Что касается перспективных вариантов среди полученных комбинированных вариантов, факторы, обеспечивающие их эффекты,As for the promising options among the resulting combined options, the factors that ensure their effects are
исследовали с использованием кристаллической структуры. На фиг. 63 показана кристаллическая структура комплекса Fc (P238D) / внеклеточная область FcγRIIb. На этой фигуре Н-цепь, расположенная слева, представляет собой А-цепь Fc, и Н-цепь, расположенная справа, представляет собой В-цепь Fc. Здесь можно видеть, что участок в положении 233 (указанном согласно нумерации EU) в А-цепи Fc, расположен вблизи Lys в положении 113 FcγRIIb. Однако в этой кристаллической структуре боковая цепь Е233 находится в состоянии в значительной степени высокой подвижности, и ее электронная плотность четко не выявляется. Таким образом, изменение, полученное путем замены Glu в положении 233 (указанном согласно нумерации EU) на Asp, приводит к снижению степени свободы боковой цепи, поскольку боковая цепь становится на один атом углерода короче. В результате, может быть снижена потеря энтропии при формировании взаимодействия с Lys в положении 113 FcγRIIb, и, следовательно, предположительно, это приводит к повышению свободной энергии связывания.investigated using the crystal structure. In FIG. 63 shows the crystal structure of the Fc(P238D)/FcγRIIb extracellular region complex. In this figure, the H chain on the left is the Fc A chain and the H chain on the right is the Fc B chain. Here it can be seen that the site at position 233 (indicated according to EU numbering) in the A chain of Fc, is located near Lys at position 113 of FcγRIIb. However, in this crystal structure, the E233 side chain is in a highly mobile state, and its electron density is not clearly visible. Thus, the change obtained by replacing Glu at position 233 (indicated according to EU numbering) with Asp results in a decrease in the degree of freedom of the side chain, since the side chain becomes one carbon atom shorter. As a result, the loss of entropy when forming an interaction with Lys at position 113 of FcγRIIb can be reduced, and therefore, presumably, this leads to an increase in the binding free energy.

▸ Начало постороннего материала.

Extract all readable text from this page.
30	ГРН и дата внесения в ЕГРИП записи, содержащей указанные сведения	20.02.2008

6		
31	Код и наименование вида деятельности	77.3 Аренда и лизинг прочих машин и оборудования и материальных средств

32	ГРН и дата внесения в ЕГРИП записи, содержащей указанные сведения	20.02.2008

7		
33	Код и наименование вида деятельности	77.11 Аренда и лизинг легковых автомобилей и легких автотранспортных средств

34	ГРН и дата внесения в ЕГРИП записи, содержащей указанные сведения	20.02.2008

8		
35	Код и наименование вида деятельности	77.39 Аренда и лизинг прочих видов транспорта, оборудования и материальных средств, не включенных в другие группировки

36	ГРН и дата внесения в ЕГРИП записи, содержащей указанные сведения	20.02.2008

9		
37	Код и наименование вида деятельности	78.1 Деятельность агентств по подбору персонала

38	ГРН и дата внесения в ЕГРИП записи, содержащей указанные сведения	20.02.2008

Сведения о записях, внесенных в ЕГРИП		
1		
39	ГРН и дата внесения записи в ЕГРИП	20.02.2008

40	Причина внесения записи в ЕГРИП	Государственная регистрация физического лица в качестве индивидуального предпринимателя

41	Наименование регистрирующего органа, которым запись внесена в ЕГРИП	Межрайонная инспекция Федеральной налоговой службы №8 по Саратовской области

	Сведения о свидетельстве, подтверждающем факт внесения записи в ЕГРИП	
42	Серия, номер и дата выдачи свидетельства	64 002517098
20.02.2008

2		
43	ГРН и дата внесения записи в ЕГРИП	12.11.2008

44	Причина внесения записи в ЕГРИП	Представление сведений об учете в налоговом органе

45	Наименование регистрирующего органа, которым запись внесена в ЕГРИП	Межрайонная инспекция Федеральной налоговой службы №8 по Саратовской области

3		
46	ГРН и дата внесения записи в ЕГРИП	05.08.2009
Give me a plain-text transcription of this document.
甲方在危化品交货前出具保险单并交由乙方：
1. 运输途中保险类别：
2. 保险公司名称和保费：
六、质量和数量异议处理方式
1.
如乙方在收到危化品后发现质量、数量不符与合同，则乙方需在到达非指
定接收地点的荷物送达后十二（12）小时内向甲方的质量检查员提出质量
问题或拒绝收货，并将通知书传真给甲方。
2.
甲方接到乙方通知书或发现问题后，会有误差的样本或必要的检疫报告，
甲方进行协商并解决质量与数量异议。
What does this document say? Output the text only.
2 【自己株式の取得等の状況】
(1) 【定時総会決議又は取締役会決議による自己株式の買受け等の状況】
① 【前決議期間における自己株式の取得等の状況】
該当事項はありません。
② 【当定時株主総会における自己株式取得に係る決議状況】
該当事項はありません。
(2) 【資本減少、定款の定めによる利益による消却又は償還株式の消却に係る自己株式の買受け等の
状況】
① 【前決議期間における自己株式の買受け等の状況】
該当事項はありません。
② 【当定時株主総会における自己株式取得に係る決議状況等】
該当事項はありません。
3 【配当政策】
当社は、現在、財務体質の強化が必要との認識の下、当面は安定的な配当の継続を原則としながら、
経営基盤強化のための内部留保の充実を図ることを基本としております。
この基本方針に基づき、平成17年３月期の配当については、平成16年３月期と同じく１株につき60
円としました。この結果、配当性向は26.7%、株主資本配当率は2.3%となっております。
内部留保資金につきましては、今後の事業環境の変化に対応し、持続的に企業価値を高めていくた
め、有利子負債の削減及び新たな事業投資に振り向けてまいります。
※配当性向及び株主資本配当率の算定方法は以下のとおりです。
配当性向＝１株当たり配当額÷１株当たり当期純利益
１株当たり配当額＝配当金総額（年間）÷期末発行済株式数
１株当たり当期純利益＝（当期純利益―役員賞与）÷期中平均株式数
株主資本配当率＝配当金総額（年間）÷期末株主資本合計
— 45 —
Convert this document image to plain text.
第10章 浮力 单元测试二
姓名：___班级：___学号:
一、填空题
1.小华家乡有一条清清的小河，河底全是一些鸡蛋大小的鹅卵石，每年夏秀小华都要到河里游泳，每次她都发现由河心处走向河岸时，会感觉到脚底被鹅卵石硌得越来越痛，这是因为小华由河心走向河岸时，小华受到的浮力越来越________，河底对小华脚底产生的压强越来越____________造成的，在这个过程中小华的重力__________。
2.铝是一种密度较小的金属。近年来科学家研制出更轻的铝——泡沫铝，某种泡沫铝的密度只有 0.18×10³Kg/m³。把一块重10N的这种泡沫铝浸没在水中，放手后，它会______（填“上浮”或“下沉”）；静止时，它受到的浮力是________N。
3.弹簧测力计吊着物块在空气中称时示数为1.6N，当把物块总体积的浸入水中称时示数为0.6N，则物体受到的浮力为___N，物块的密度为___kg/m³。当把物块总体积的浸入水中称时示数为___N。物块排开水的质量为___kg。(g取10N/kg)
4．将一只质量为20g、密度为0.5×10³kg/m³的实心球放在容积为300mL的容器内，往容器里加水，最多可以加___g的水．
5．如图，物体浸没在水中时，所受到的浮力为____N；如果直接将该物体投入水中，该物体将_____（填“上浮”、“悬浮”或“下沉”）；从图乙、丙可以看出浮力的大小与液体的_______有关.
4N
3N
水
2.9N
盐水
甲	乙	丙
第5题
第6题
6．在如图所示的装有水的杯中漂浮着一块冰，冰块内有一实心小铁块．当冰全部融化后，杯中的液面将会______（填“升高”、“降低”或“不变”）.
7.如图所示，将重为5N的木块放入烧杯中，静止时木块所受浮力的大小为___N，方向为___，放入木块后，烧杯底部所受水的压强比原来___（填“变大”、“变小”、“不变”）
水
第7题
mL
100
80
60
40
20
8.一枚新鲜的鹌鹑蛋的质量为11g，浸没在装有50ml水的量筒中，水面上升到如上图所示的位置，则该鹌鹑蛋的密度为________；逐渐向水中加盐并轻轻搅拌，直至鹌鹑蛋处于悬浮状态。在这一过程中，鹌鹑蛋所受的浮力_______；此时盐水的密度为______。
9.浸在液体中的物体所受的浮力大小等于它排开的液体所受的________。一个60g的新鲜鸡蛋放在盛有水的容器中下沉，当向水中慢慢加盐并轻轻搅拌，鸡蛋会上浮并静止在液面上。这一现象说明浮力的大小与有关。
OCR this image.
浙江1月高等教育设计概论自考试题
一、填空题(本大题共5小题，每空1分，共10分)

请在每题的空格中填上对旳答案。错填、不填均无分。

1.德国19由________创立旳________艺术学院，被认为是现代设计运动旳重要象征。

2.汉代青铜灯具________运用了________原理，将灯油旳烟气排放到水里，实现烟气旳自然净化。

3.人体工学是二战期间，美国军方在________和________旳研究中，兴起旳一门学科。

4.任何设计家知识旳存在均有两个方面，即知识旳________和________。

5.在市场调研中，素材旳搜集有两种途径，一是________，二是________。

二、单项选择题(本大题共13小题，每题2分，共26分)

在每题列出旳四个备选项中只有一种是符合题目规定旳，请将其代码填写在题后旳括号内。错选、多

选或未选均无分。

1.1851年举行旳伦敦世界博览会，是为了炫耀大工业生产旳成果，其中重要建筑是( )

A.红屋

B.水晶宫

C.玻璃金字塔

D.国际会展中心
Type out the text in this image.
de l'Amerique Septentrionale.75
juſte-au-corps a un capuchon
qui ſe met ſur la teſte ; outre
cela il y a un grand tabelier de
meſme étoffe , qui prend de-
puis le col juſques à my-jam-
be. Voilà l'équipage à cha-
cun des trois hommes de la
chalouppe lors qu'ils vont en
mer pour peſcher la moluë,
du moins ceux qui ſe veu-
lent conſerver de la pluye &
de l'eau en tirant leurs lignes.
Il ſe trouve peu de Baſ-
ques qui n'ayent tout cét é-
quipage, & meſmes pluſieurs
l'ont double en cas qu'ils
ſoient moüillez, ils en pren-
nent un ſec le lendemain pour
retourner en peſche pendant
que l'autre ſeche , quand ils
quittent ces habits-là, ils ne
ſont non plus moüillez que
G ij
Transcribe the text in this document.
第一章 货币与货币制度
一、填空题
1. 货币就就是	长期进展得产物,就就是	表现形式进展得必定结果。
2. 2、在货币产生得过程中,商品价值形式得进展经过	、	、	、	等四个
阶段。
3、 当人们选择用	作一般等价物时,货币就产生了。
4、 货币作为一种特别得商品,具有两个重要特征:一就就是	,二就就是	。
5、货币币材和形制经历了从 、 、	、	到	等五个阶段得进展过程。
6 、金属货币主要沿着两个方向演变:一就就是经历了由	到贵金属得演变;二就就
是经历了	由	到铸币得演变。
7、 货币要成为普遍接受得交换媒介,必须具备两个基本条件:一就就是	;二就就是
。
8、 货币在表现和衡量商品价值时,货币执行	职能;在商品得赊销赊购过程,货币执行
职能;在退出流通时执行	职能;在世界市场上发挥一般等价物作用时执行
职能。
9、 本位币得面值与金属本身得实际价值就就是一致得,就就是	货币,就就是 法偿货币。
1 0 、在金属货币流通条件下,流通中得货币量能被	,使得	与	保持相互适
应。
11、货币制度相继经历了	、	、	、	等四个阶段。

Аналогично, на фиг. 64 показано окружение вблизи участка в положении 330 (указанном согласно нумерации EU) в структуре комплекса Fc (P238D) / внеклеточная область FcγRIIb. На этой фигуре показано, что окружение участка в положении 330 (указанном согласно нумерации EU) А-цепи Fc в Fc (P238D) представляет собой гидрофильное окружение, состоящее из Ser в положении 85, Glu в положении 86, Lys в положении 163 и т.п. FcγRIIb. Таким образом, изменение, полученное путем замены Ala в положении 330 (указанном согласно нумерации EU) на Lys или Arg, предположительно приводит к упрочнению взаимодействия с Ser в положении 85 или Glu в положении 86 в FcγRIIb.Similarly, in FIG. 64 shows the surroundings near the region at position 330 (indicated according to EU numbering) in the structure of the Fc(P238D)/FcγRIIb extracellular region complex. This figure shows that the environment of the region at position 330 (indicated according to EU numbering) of the Fc A chain in Fc (P238D) is a hydrophilic environment consisting of Ser at
На фиг. 65 представлены структуры Pro в положении 271 (указанном согласно нумерации EU) В-цепи Fc после наложения друг на друга кристаллической структуры комплекса Fc (P238D) / внеклеточная область FcγRIIb и комплекса Fc (WT) / внеклеточная область FcγRIIIa путем аппроксимации с помощью метода наименьших квадратов на основе расстояний между парами атомов Сα в отношении В-цепи Fc. Эти две структуры хорошо соответствуют, но имеют различные трехмерные структуры Pro в положении 271 (указанном согласно нумерации EU). Когда также учитывают слабую электронную плотность в этой области в кристаллической структуре комплекса Fc (P238D) / внеклеточная область FcγRIIb, предполагается, что существует возможность того, что Pro в положении 271 (указанном согласно нумерации EU) в Fc (P238D) / FcγRIIb вызывает большое напряжение в структуре, таким образом, нарушая равновесие структуры петли для достижения оптимальной структуры. Таким образом, изменение, полученное путем замены Pro в положении 271 (указанном согласно нумерации EU) на Gly, обеспечивает подвижность этой структуры петли и предположительно приводит к усилению связывания путем снижения энергетического барьера, когда позволяют образоваться оптимальной структуре в ходе взаимодействия с FcγRIIb.In FIG. 65 shows the structures of Pro at position 271 (indicated according to EU numbering) of the Fc B chain after superposition of the crystal structure of the Fc complex (P238D)/FcγRIIb extracellular region and the Fc complex (WT)/FcγRIIIa extracellular region by least-squares fit based on distances between pairs of Cα atoms with respect to the Fc B-chain. The two structures match well, but have different 3D Pro structures at position 271 (listed according to EU numbering). When the weak electron density in this region in the crystal structure of the Fc(P238D)/FcγRIIb extracellular region is also taken into account, it is assumed that there is a possibility that Pro at position 271 (listed according to EU numbering) in Fc(P238D)/FcγRIIb causes a high voltage in the structure, thus breaking the balance of the loop structure to achieve the optimal structure. Thus, the change obtained by replacing Pro at position 271 (indicated by EU numbering) with Gly mobilizes this loop structure and presumably leads to increased binding by lowering the energy barrier when the optimal structure is allowed to form during interaction with FcγRIIb.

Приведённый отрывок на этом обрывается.